Harry Kane’s moment of brilliance saves ponderous England but leaves Gareth Southgate with questions

Harry Kane’s moment of brilliance saves ponderous England but leaves Gareth Southgate with questions

Harry Kane offered another reminder, as if needed, as to why the debate over his role for England has long felt misguided, as the captain's moment of quality rescued a point for Gareth Southgate's side in a 1-1 draw with Ukraine.

Kane always faces fierce scrutiny for dropping deep in search of the ball rather than playing as a more traditional No9 for his country, but his magnificent assist for Kyle Walker shortly before half-time was England's best moment in a drab display.

His inch-perfect pass for Walker, who scored his first England goal on his 77th cap, was at odds with a ponderous display by the visitors, in which they struggled to match Ukraine's intensity and trailed to Oleksandr Zinchenko's well-worked goal.

It underlined that Kane has the talent to be both a goal-scorer and England chief creator - and that should not be considered a bad thing for Southgate's side.

The upshot of another influential display from the England captain, however, was a frustrating evening for James Maddison, Kane's successor as Spurs' number ten and creative force.
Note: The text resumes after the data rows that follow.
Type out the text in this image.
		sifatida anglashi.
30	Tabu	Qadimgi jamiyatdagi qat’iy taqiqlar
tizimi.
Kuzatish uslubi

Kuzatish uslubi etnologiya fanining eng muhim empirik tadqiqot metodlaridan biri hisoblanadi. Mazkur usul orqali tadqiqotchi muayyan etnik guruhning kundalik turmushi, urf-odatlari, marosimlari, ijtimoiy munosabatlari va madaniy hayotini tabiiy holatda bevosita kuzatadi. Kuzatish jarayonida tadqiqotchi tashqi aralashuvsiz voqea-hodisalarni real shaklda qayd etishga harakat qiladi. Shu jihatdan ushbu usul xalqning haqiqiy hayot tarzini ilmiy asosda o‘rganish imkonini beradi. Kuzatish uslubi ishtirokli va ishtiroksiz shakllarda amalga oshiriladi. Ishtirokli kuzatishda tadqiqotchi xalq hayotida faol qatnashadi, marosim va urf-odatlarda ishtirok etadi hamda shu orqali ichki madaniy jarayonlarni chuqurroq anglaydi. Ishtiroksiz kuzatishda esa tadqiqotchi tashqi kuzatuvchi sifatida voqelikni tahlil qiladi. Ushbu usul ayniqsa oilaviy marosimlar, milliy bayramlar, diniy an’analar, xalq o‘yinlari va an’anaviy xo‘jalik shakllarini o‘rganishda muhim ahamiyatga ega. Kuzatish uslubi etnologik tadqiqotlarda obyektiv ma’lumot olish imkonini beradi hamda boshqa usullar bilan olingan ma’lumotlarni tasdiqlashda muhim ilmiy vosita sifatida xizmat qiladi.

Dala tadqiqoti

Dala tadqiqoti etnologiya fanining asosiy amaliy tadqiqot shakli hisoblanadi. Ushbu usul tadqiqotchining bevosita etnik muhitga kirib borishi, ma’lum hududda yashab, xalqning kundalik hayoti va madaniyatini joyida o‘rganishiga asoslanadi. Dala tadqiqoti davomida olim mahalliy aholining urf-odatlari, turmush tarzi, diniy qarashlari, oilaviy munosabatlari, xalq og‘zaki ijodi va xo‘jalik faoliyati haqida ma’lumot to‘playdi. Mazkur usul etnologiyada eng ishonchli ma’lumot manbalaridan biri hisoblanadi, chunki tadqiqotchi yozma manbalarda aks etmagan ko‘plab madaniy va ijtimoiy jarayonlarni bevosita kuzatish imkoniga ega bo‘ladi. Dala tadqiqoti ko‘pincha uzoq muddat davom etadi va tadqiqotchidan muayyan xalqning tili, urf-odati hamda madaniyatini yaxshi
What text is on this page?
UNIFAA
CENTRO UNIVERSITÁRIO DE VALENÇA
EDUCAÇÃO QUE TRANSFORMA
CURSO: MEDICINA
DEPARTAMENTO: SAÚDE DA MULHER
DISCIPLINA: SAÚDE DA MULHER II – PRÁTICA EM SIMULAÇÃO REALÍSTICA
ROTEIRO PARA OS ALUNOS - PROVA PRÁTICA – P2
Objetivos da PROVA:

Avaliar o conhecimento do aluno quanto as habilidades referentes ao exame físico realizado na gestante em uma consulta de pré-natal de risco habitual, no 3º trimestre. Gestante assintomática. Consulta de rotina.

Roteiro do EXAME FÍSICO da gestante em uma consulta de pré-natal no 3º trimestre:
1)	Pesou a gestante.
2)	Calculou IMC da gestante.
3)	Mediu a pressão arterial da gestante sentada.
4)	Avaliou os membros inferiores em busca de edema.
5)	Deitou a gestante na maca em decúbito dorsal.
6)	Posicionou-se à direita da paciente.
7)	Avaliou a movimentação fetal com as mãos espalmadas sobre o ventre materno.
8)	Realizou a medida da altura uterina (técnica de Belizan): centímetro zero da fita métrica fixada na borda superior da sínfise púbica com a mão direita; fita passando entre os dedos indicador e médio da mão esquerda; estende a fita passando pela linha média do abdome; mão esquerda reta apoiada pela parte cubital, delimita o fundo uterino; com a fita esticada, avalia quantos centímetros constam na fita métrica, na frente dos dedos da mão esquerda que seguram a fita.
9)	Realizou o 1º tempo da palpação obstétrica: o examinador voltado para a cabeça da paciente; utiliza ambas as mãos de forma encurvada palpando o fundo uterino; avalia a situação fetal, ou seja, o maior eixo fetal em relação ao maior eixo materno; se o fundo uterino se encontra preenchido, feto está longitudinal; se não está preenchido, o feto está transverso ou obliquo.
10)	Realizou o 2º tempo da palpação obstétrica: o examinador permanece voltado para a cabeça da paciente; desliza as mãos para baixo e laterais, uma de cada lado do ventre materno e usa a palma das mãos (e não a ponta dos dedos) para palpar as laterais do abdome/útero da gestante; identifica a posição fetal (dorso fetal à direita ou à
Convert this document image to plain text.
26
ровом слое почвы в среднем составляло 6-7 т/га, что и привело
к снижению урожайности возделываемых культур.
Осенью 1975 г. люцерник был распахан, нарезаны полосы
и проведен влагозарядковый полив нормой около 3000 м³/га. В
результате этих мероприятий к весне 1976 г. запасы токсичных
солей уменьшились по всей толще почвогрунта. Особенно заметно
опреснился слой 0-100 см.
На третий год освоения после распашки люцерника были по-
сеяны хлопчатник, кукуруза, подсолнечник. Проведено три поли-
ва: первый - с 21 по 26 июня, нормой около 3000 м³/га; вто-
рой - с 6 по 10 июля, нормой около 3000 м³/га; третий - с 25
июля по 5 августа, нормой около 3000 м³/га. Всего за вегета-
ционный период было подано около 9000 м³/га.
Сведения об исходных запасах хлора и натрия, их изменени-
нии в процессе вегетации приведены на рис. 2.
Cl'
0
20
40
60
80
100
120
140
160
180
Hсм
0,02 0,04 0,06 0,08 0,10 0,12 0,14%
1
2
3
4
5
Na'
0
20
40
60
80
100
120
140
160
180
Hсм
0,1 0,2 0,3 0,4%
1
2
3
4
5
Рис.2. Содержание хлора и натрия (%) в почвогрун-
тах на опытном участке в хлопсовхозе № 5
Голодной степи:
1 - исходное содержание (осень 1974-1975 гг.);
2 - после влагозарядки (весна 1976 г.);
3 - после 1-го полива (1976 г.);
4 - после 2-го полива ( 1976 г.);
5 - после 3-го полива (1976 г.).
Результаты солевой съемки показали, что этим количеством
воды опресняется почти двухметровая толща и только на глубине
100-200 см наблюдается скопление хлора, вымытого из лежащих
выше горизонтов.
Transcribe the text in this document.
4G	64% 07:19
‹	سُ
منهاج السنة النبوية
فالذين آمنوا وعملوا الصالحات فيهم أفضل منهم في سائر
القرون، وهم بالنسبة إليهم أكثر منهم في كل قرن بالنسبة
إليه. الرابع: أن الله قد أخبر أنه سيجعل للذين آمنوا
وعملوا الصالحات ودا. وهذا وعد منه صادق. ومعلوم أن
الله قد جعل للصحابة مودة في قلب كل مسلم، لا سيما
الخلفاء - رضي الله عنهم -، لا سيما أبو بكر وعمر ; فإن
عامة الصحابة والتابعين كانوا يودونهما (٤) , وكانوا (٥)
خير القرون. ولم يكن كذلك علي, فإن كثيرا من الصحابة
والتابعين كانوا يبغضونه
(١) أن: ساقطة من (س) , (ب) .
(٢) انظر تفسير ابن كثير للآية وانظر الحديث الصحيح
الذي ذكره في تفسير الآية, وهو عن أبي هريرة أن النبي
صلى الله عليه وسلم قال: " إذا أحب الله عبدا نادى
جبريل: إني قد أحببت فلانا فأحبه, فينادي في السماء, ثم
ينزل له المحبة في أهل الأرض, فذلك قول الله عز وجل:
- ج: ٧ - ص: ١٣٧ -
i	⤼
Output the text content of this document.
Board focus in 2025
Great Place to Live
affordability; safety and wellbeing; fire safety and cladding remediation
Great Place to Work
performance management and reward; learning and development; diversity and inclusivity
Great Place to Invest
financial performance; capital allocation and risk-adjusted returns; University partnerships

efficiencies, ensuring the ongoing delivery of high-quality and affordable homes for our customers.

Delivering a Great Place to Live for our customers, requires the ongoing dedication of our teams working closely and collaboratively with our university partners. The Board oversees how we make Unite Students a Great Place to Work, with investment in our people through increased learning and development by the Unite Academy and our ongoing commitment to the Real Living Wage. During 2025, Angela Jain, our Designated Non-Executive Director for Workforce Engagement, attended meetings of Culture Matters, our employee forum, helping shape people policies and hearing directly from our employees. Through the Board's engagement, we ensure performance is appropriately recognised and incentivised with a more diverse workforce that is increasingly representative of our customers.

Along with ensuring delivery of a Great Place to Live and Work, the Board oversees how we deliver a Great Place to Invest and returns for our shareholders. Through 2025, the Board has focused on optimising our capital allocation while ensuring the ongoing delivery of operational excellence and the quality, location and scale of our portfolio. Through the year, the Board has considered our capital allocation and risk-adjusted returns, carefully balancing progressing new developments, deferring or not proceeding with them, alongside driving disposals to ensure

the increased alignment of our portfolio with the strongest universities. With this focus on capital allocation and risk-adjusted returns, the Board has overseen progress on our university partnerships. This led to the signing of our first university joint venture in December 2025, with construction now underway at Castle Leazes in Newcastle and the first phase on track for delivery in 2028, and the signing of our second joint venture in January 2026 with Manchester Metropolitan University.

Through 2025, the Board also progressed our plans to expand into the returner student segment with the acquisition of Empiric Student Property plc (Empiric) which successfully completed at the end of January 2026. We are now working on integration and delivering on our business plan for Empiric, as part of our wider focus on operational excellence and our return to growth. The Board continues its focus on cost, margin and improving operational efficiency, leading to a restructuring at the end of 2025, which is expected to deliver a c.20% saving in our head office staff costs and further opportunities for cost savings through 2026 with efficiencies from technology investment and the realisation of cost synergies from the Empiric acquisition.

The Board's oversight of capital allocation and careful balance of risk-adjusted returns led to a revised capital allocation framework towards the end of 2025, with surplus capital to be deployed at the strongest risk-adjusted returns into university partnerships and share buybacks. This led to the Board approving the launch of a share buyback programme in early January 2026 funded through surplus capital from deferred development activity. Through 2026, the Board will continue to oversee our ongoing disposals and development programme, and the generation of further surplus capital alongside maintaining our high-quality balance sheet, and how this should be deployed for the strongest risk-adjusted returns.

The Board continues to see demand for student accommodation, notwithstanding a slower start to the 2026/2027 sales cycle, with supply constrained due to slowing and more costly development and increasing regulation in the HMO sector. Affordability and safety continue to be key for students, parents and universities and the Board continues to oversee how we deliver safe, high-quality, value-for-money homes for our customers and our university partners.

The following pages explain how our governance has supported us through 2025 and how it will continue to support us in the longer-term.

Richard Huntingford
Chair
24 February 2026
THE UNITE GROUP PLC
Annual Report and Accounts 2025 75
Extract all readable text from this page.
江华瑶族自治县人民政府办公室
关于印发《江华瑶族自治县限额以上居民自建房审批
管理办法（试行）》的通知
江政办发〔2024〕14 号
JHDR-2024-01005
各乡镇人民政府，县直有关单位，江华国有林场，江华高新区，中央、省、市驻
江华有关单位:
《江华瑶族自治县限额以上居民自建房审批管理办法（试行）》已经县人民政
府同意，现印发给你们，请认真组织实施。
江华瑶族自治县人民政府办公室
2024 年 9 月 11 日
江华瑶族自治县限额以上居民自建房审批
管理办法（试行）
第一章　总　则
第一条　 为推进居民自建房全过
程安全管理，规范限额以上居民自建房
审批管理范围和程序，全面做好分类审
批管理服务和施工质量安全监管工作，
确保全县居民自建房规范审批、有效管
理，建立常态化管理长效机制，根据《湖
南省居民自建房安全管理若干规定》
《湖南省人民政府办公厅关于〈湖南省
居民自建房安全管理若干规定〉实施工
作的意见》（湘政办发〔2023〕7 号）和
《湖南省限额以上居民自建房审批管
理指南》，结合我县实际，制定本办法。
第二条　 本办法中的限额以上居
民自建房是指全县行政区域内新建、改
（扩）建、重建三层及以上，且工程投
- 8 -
Picked ahead of Phil Foden and Marcus Rashford for his first competitive England start, Maddison started brightly but faded, surely a consequence of Kane occupying the same areas in search of the ball.

Maddison was handed a free role from the left, with licence to drop into space and allow Jude Bellingham to gallop beyond him, but he struggled to exert the same influence he does for Spurs and his frustration was reflected in a first-half booking for a petulant kick on Illia Zabarnyi.

Maddison cut a despondent figure when he was replaced after 66 minutes by Foden, knowing he has so much more to offer in an England shirt and that these chances may prove few and far between given the depth of Southgate's squad.

The question now is whether there is space for a player like Maddison to operate next to Kane in the front three. England have normally looked most balanced and threatening with two direct wingers like Bukayo Saka, Raheem Sterling and Marcus Rashford running beyond Kane.

A more exciting approach from Southgate would have been to play Maddison in the midfield three, as Ange Postecoglou is doing for Spurs, though the England manager stuck with Jordan Henderson, who kept his place alongside Declan Rice and Bellingham in England's first game since his move to Saudi Arabia.

Given the quality at Southgate's disposal, it was another safe selection, and a reminder that England often feel far more comfortable in tournament-mode, even during qualifying matches.

Roared on by a magnificent crowd of expats in Wroclaw, Poland, Ukraine took full advantage of the visitors’ hesitancy and led when Arsenal's Zinchenko finished coolly from a cutback, raising the roof off the ground.

England did raise the tempo after the break, Saka striking the crossbar and seeing a penalty appeal waved away, but overall it was a clunky display, which will again raise the old questions about Southgate's conservatism and continued faith in the old guard.

Tuesday's friendly against in-form Scotland at Hampden Park offers a chance for some experimentation and a place for Maddison or perhaps Foden in the midfield three would be an exciting way to respond to a first setback in Euro 2024 qualifying.